Legal Notice to Users
This is computer system and network is the property of Rose Bruford College.
It is for authorized use only. Users (authorized or unauthorized) have no explicit or implicit expectation of privacy. Any or all uses of this system and all files on this system may be intercepted, monitored, recorded, copied, audited, inspected, and disclosed to any authorized law enforcement agency, as well as authorized officials of other agencies, both domestic and foreign.
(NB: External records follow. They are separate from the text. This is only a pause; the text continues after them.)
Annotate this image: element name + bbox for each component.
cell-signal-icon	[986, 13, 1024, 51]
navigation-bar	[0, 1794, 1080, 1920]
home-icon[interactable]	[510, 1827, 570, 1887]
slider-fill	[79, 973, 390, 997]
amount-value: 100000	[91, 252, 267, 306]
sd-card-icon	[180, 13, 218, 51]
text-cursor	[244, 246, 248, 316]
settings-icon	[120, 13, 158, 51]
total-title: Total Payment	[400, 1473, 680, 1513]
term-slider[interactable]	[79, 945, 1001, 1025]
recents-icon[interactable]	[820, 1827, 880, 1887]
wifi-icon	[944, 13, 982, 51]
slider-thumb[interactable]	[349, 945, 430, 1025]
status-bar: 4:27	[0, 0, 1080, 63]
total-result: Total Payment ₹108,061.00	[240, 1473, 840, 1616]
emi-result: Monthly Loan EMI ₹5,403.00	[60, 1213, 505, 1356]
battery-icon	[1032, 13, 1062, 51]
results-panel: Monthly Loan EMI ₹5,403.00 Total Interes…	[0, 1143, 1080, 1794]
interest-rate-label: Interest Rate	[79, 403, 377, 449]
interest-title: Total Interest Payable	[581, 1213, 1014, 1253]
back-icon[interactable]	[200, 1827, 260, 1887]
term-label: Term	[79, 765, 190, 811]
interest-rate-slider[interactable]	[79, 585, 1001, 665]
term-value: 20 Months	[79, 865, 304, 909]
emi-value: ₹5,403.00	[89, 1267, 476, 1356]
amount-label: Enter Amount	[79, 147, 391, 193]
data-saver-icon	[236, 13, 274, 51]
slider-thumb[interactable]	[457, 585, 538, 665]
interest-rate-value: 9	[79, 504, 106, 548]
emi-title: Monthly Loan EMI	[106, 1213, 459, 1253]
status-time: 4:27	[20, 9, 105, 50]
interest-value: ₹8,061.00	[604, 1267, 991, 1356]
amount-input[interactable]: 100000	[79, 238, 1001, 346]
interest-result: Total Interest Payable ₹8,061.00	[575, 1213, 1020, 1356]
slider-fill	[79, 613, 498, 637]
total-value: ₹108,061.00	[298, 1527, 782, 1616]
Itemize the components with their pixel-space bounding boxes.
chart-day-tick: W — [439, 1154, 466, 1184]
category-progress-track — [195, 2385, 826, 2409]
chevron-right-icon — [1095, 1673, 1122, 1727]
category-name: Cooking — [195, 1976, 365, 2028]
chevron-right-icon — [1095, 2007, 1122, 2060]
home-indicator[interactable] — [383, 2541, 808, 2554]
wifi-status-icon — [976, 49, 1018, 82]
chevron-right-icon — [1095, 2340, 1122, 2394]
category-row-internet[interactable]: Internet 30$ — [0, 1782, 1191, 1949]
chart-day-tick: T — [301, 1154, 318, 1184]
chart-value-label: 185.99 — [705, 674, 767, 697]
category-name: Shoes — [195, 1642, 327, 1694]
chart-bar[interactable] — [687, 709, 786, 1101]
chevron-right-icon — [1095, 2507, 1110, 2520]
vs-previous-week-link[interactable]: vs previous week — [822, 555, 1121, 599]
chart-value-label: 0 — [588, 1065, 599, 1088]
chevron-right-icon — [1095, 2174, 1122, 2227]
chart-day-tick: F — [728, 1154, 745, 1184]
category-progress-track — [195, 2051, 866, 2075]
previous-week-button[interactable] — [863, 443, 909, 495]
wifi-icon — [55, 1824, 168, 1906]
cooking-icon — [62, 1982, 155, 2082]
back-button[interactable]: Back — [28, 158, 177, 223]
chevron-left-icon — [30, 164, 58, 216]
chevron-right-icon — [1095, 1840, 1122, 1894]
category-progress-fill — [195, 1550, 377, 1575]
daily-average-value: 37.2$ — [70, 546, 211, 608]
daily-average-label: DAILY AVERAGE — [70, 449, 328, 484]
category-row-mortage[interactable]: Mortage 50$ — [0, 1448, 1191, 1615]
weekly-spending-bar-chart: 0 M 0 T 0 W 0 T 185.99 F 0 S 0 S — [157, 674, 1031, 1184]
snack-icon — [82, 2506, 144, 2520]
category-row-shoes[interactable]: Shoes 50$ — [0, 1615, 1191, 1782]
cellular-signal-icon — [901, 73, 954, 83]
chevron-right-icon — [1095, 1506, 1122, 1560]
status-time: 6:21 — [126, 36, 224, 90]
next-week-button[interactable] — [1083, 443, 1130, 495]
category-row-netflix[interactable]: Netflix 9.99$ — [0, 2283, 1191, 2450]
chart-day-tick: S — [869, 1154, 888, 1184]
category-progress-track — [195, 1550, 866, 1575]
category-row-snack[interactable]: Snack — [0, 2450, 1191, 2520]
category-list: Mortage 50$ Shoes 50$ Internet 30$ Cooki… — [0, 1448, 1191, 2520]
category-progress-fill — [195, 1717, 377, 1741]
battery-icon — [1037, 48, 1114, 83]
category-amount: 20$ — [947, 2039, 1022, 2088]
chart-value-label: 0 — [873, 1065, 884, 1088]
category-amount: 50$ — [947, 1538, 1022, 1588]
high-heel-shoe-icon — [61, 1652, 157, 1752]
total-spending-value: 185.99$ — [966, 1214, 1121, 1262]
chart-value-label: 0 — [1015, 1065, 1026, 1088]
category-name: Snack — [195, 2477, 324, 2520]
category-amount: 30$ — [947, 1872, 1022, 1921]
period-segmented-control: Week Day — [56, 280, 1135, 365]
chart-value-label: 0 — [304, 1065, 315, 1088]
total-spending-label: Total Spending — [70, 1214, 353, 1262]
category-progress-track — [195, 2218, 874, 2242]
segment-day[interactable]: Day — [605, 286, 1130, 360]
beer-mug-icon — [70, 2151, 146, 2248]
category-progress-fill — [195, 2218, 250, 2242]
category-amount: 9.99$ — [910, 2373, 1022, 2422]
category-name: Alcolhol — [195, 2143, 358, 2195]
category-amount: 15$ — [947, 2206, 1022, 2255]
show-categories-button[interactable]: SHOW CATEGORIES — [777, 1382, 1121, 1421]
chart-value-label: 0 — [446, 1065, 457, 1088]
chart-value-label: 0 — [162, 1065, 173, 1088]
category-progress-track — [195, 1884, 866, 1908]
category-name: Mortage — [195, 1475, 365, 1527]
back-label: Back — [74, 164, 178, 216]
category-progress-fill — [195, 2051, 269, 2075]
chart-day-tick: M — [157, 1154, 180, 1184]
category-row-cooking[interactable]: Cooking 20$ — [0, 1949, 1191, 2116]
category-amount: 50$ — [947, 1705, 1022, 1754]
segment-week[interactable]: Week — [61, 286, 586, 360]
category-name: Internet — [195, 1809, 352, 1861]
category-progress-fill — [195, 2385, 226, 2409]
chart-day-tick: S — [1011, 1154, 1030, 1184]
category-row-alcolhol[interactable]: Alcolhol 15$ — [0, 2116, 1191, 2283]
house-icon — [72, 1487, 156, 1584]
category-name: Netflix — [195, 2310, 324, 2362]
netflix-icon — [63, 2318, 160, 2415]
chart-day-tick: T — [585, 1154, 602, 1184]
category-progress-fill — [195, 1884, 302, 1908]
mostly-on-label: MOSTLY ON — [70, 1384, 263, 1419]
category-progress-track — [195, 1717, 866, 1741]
By using this system, the user consents to such interception, monitoring, recording, copying, auditing, inspection, and disclosure at the discretion of Rose Bruford College. Unauthorized or improper use of this system may result in administrative disciplinary action and civil and criminal penalties. By continuing to use this system you indicate your awareness of and consent to these terms and conditions of use.
LOG OFF IMMEDIATELY if you do not agree to the conditions stated in this warning or if you are not authorised to access this network (you do not have a valid username and password), or you are not using your own username and password.